I decided, subsequently, to go to something else.
And there was a lot to do.
The Edinburgh Festival as a name is misleading as there are, in fact, several running simultaneously through the first three weeks of August.
The Main Festival, something classical (I think), the Jazz Festival (if you have to ask you won’t understand), the Film Festival (I saw the European premier of The Kiss of the Spiderwoman and it was SO exciting – the organiser walked onto the stage with a hot reel of film under his arm and said; “Phew, this just arrived at the airport from the editing suite in Brazil, I didn’t think it would be here on time!” He loaded it onto the projectors and the lights dimmed) and the Fringe Festival – the biggest (where we were).
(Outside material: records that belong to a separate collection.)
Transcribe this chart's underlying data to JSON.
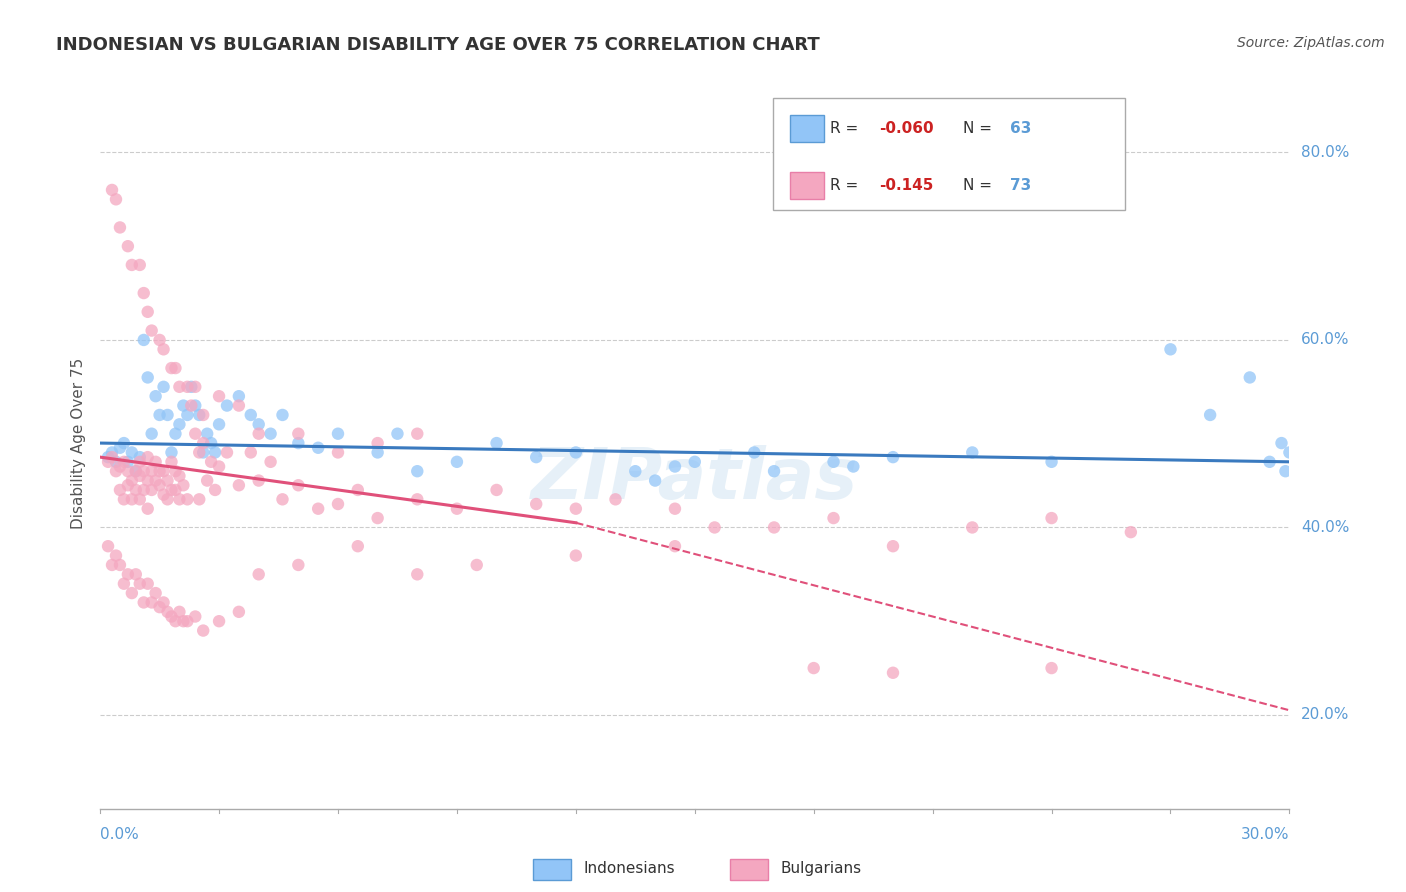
{
  "title": "INDONESIAN VS BULGARIAN DISABILITY AGE OVER 75 CORRELATION CHART",
  "source": "Source: ZipAtlas.com",
  "xmin": 0.0,
  "xmax": 30.0,
  "ymin": 10.0,
  "ymax": 88.0,
  "yticks": [
    20.0,
    40.0,
    60.0,
    80.0
  ],
  "xticks": [
    0.0,
    3.0,
    6.0,
    9.0,
    12.0,
    15.0,
    18.0,
    21.0,
    24.0,
    27.0,
    30.0
  ],
  "indonesian_color": "#92c5f7",
  "bulgarian_color": "#f4a7c0",
  "trend_indonesian_color": "#3a7abf",
  "trend_bulgarian_color": "#e0507a",
  "watermark": "ZIPatlas",
  "indonesian_x": [
    0.2,
    0.3,
    0.4,
    0.5,
    0.6,
    0.7,
    0.8,
    0.9,
    1.0,
    1.1,
    1.2,
    1.3,
    1.4,
    1.5,
    1.6,
    1.7,
    1.8,
    1.9,
    2.0,
    2.1,
    2.2,
    2.3,
    2.4,
    2.5,
    2.6,
    2.7,
    2.8,
    2.9,
    3.0,
    3.2,
    3.5,
    3.8,
    4.0,
    4.3,
    4.6,
    5.0,
    5.5,
    6.0,
    7.0,
    7.5,
    8.0,
    9.0,
    10.0,
    11.0,
    12.0,
    13.5,
    14.0,
    14.5,
    15.0,
    16.5,
    17.0,
    18.5,
    19.0,
    20.0,
    22.0,
    24.0,
    27.0,
    28.0,
    29.0,
    29.5,
    29.8,
    29.9,
    30.0
  ],
  "indonesian_y": [
    47.5,
    48.0,
    47.0,
    48.5,
    49.0,
    47.0,
    48.0,
    46.0,
    47.5,
    60.0,
    56.0,
    50.0,
    54.0,
    52.0,
    55.0,
    52.0,
    48.0,
    50.0,
    51.0,
    53.0,
    52.0,
    55.0,
    53.0,
    52.0,
    48.0,
    50.0,
    49.0,
    48.0,
    51.0,
    53.0,
    54.0,
    52.0,
    51.0,
    50.0,
    52.0,
    49.0,
    48.5,
    50.0,
    48.0,
    50.0,
    46.0,
    47.0,
    49.0,
    47.5,
    48.0,
    46.0,
    45.0,
    46.5,
    47.0,
    48.0,
    46.0,
    47.0,
    46.5,
    47.5,
    48.0,
    47.0,
    59.0,
    52.0,
    56.0,
    47.0,
    49.0,
    46.0,
    48.0
  ],
  "bulgarian_x": [
    0.2,
    0.3,
    0.4,
    0.5,
    0.5,
    0.6,
    0.6,
    0.7,
    0.7,
    0.8,
    0.8,
    0.9,
    0.9,
    1.0,
    1.0,
    1.0,
    1.1,
    1.1,
    1.2,
    1.2,
    1.2,
    1.3,
    1.3,
    1.4,
    1.4,
    1.5,
    1.5,
    1.6,
    1.6,
    1.7,
    1.7,
    1.8,
    1.8,
    1.9,
    1.9,
    2.0,
    2.0,
    2.1,
    2.2,
    2.3,
    2.4,
    2.5,
    2.5,
    2.6,
    2.7,
    2.8,
    2.9,
    3.0,
    3.2,
    3.5,
    3.8,
    4.0,
    4.3,
    4.6,
    5.0,
    5.5,
    6.0,
    6.5,
    7.0,
    8.0,
    9.0,
    10.0,
    11.0,
    12.0,
    13.0,
    14.5,
    15.5,
    17.0,
    18.5,
    20.0,
    22.0,
    24.0,
    26.0
  ],
  "bulgarian_y": [
    47.0,
    47.5,
    46.0,
    46.5,
    44.0,
    47.0,
    43.0,
    46.0,
    44.5,
    45.0,
    43.0,
    46.0,
    44.0,
    47.0,
    45.5,
    43.0,
    46.0,
    44.0,
    47.5,
    45.0,
    42.0,
    46.0,
    44.0,
    47.0,
    45.0,
    46.0,
    44.5,
    46.0,
    43.5,
    45.0,
    43.0,
    47.0,
    44.0,
    46.0,
    44.0,
    45.5,
    43.0,
    44.5,
    43.0,
    53.0,
    50.0,
    48.0,
    43.0,
    49.0,
    45.0,
    47.0,
    44.0,
    46.5,
    48.0,
    44.5,
    48.0,
    45.0,
    47.0,
    43.0,
    44.5,
    42.0,
    42.5,
    44.0,
    41.0,
    43.0,
    42.0,
    44.0,
    42.5,
    42.0,
    43.0,
    42.0,
    40.0,
    40.0,
    41.0,
    38.0,
    40.0,
    41.0,
    39.5
  ],
  "bulgarian_upper_x": [
    0.3,
    0.4,
    0.5,
    0.7,
    0.8,
    1.0,
    1.1,
    1.2,
    1.3,
    1.5,
    1.6,
    1.8,
    1.9,
    2.0,
    2.2,
    2.4,
    2.6,
    3.0,
    3.5,
    4.0,
    5.0,
    6.0,
    7.0,
    8.0
  ],
  "bulgarian_upper_y": [
    76.0,
    75.0,
    72.0,
    70.0,
    68.0,
    68.0,
    65.0,
    63.0,
    61.0,
    60.0,
    59.0,
    57.0,
    57.0,
    55.0,
    55.0,
    55.0,
    52.0,
    54.0,
    53.0,
    50.0,
    50.0,
    48.0,
    49.0,
    50.0
  ],
  "bulgarian_lower_x": [
    0.2,
    0.3,
    0.4,
    0.5,
    0.6,
    0.7,
    0.8,
    0.9,
    1.0,
    1.1,
    1.2,
    1.3,
    1.4,
    1.5,
    1.6,
    1.7,
    1.8,
    1.9,
    2.0,
    2.1,
    2.2,
    2.4,
    2.6,
    3.0,
    3.5,
    4.0,
    5.0,
    6.5,
    8.0,
    9.5,
    12.0,
    14.5,
    18.0,
    20.0,
    24.0
  ],
  "bulgarian_lower_y": [
    38.0,
    36.0,
    37.0,
    36.0,
    34.0,
    35.0,
    33.0,
    35.0,
    34.0,
    32.0,
    34.0,
    32.0,
    33.0,
    31.5,
    32.0,
    31.0,
    30.5,
    30.0,
    31.0,
    30.0,
    30.0,
    30.5,
    29.0,
    30.0,
    31.0,
    35.0,
    36.0,
    38.0,
    35.0,
    36.0,
    37.0,
    38.0,
    25.0,
    24.5,
    25.0
  ],
  "trend_indo_x0": 0.0,
  "trend_indo_x1": 30.0,
  "trend_indo_y0": 49.0,
  "trend_indo_y1": 47.0,
  "trend_bulg_solid_x0": 0.0,
  "trend_bulg_solid_x1": 12.0,
  "trend_bulg_solid_y0": 47.5,
  "trend_bulg_solid_y1": 40.5,
  "trend_bulg_dash_x0": 12.0,
  "trend_bulg_dash_x1": 30.0,
  "trend_bulg_dash_y0": 40.5,
  "trend_bulg_dash_y1": 20.5
}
In fact the accommodation was unnecessary – there was no time to sleep - and at the time, maybe still, Henderson’s was THE best vegetarian restaurant ANYWHERE.
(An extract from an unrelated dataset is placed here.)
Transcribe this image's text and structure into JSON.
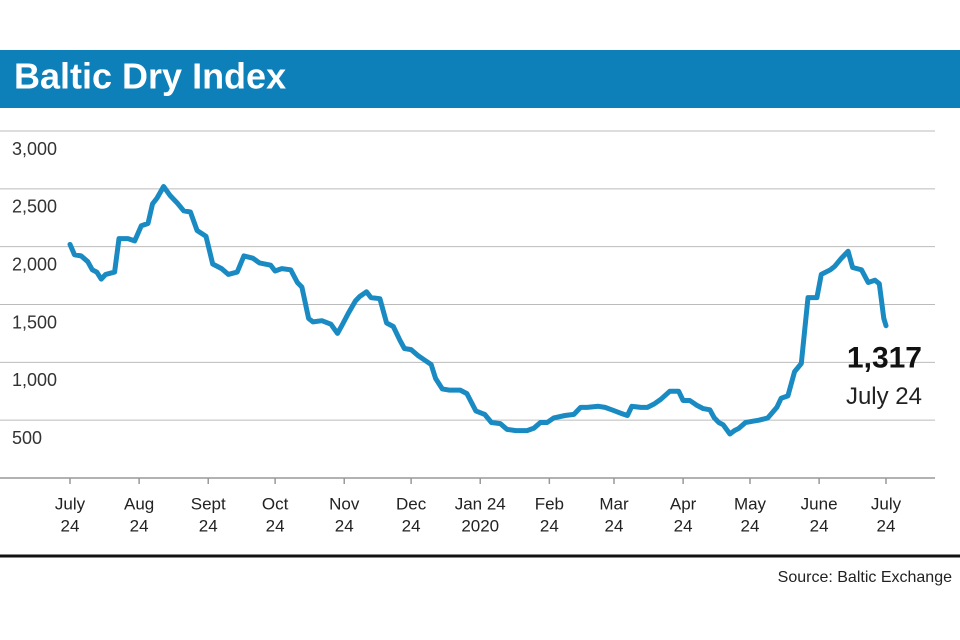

When we arrived at the Hole in the Ground we were disappointed. It was hidden away, relatively far from the main action and……….a hole in the ground. There seemed no way that punters would find the place or want to stay if they did.
The organiser showed us to the bar tent, helped us notice the tiny stage and pointed out the single spot light. We looked around at the empty plastic chairs and the grey gravel floor. We looked at each other.
“Only seven days.”
Then we were left alone with our thoughts, worries and, bizarrely, two silver serving trays to collect money.
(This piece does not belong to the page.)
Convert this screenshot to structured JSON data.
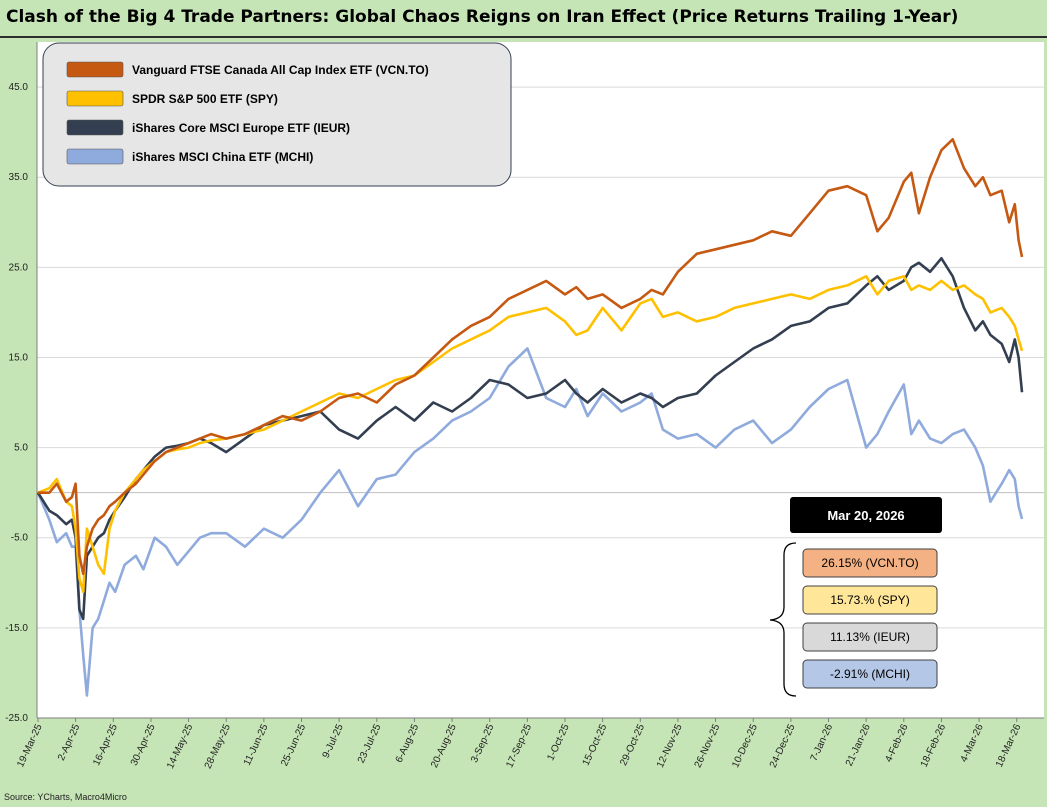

That night we returned, changed into costume in a dingy toilet and walked into the first of three planned shows that evening.
Try to imagine Christians walking into the arena in ancient Rome, two lambs entering a Bear Pit or perhaps, Mad Max at the Thunderdome.
I think Dave climbed on a stool and hit the spotlight with his drumstick in an attempt to focus it. All around, the level of noise from the drunk and jubilant crowd was in complete contrast to the universal absence of interest anyone showed toward us.
But, hey, we were professional.
We had stopped half of London as it turned away from the riverbank at the end of the annual Oxford/Cambridge boat race and turned them into an audience, we had (with a lot of help from the people of Barcelona) turned away the Policeman who tried to stopour show in Ciutadella Park and we had tried, and spectacularly failed, to stop the crowd that roared from the bars on Pier 39 the night San Francisco defeated Phoenix in the Super Bowl Final. A night that ended in drunken riots.
At the end our third show –sweaty, horse and tired - we sat and looked at the pile of money on our two plates.
At the end of the week we signed up for two more, at the end of August we took a month off to recover and we returned every summer for the next three, only eventual divorce preventing us from being there still.
We got our first review (the Stage magazine – I hope Dave still has it), our first Television Contract (in a show with Emma Thompson), an invitation to the Freiburg tent Festival in Germany the same week as Stan Getz, our first Contract in Australia, our first Fan, our first joint bank account, a new van and a few ideas about Icelandic performance art.
We had such a good time that I think we busked on the Mound during the day as well and ended up with more money and future work than we had ever imagined to be possible.
More than i have ever had since now i come to think of it.
Anyway - I warned you this was a long post – it was at The Hole in the Ground that I first saw the Omelette Improvisation team in performance.
We knew two of them already, as a student I had taken part in a clown workshop with them but they were a league or two, or three, above us and had a residency in one of the three tents.
During the three weeks it became a habit to sneak in at the back and watch them work, minion learning from the masters.
The format of the show was simple – four people on stage, a full tent audience and a big box in which to put suggestions for sketches, with pencil and paper as you came in.
Total improvisation.
Brilliantly funny and entertaining, every night.
When you see someone do this, who masters the medium, well, it’s inspiring.